The study identified patients (n=5,191) with a pathologic diagnosis of SCC made during a recent 18-month period in the dermatopathology database at Mount Sinai. Of the more than 5,000 charts reviewed, 68 had a prior biopsy-proven AK at the site of the subsequently biopsy-proven SCC.

Matching the location of the two lesions was based on the physician descriptions in the biopsy and the chart notes of the surgical site.

"This method of matching represents one of the limitations of this study, since certainly there is an opportunity for location errors and the AK and SCC diagnoses being made of two separate lesions. On the other hand, in daily practice a physician is more likely to biopsy the same site for a recurrent lesion," Dr. Marmur observes.

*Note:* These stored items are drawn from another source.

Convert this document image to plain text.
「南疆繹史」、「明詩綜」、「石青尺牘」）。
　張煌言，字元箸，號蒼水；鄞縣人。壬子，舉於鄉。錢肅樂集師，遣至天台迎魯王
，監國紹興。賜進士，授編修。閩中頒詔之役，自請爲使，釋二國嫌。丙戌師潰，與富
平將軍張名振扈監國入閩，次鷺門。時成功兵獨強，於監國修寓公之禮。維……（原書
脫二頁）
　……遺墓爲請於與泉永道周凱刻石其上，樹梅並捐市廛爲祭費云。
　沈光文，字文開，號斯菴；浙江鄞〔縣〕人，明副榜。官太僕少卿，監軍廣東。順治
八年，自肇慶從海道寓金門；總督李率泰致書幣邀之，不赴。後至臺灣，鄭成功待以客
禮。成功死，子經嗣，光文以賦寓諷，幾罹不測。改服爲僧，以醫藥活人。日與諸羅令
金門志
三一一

The vast majority of lesions in the study group were on the face (68 percent) and scalp (17 percent) versus on the extremities (10 percent) and trunk (3 percent), but there was a wide distribution of anatomic locations for the head lesions.

"The small numbers of lesions within each anatomic site is another limitation of our study, and so it is really not possible to comment on potential location-related differences in kinetics," Dr. Marmur says.

She also acknowledges that the results may be confounded by possible lag time between biopsy and diagnosis of SCC.